A strictly-for-the-kiddies animated reboot of the seemingly ancient Smurf brand, The Lost Village is so tame it hardly merits a PG rating. Whereas most movies aimed at this particular demographic tend to throw mom and dad a bone in the form of a topical gag or a sly pop-culture joke, this is pure pre-teen schlock minus the wacky intellectual heft of, say, SpongeBob SquarePants or the sheer preschool weirdness of The Teletubbies (remember them?). It’s also hamstrung by a confusing moral center which finds Smurfette (Lovato), the Smurfiverse’s token female, setting out on a perilous quest to discover her purpose in life. As everyone under the age of 10 already knows, Smurfette isn’t a Smurf at all. She’s a golem created out of clay by the evil wizard Gargamel (Wilson) to subvert and destroy Papa Smurf’s patriarchal, mushroom-based society. With the passing of time and merchandise, however, the blue bombshell left her original sin origin story and sashayed into the hearts and minds of the all-male Smurf coterie.
All’s well that ends well, but not really, because now the purposeless protagonist has to track down a mysterious being she briefly glimpsed in the Forbidden Forest. Determinedly setting out on her own – except for the four clownish man-Smurfs who tag along to make sure nothing bad happens to their blond goddess – she evades Gargamel’s clutches and ventures off into unknown territory with predictable results. This is sham feminism in the first degree no matter how colorful the animator’s palette or how cool fire-breathing dragonflies are in 3-D.
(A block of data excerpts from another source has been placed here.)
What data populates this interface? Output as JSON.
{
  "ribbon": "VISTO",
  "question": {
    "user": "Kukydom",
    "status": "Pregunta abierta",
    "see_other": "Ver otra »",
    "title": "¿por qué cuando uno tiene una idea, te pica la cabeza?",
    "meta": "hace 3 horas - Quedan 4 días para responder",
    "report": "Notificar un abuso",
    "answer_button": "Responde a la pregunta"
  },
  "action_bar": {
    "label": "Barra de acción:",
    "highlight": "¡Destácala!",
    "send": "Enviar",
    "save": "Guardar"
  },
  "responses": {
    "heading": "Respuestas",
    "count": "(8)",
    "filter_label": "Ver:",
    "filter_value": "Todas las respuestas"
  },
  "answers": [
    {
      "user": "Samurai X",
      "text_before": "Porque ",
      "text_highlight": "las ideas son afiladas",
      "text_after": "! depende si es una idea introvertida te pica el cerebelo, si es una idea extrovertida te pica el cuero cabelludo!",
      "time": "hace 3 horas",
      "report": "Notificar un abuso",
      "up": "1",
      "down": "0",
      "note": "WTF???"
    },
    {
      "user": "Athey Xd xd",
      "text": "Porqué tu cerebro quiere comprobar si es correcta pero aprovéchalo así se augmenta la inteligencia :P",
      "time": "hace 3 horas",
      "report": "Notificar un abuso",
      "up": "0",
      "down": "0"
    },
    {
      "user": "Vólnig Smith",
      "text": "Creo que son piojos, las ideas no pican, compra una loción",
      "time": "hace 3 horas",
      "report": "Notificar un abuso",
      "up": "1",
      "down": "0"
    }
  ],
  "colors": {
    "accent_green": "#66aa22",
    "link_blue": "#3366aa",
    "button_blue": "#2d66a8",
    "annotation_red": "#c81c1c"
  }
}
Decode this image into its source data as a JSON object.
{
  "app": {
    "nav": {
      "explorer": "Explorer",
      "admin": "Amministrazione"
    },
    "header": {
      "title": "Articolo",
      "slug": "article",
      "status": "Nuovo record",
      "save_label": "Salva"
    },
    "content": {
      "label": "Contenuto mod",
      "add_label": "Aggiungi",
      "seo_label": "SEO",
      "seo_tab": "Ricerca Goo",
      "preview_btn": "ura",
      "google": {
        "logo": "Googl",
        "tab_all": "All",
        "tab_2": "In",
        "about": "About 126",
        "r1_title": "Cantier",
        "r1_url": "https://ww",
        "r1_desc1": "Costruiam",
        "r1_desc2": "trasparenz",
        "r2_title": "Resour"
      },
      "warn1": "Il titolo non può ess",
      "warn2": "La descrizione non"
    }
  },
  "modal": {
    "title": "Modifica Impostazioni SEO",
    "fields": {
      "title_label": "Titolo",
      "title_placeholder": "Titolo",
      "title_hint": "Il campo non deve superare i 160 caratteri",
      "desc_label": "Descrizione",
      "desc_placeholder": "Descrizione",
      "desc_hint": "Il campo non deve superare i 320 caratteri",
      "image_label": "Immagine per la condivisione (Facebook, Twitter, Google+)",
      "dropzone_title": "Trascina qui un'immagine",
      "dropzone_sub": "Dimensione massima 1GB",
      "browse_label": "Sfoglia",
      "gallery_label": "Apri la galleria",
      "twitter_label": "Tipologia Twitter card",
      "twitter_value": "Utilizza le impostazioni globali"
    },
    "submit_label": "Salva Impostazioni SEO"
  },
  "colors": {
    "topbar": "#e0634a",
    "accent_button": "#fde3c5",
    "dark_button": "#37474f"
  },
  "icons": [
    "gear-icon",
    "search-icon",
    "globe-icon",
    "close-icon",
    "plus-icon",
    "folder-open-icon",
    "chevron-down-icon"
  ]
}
Strangely, the script for The Lost Village was penned by a pair of women – Stacey Harman and Pamela Ribon – the latter of whom co-wrote Moana, the best girl power identity quest in recent memory. The fact is, for those of us over 10 years old, Smurfs, like Peeps, are best viewed revolving in molten agony inside your microwave, and when it comes to finding your special purpose in life, nothing will ever top Steve Martin’s Navin R. Johnson in The Jerk.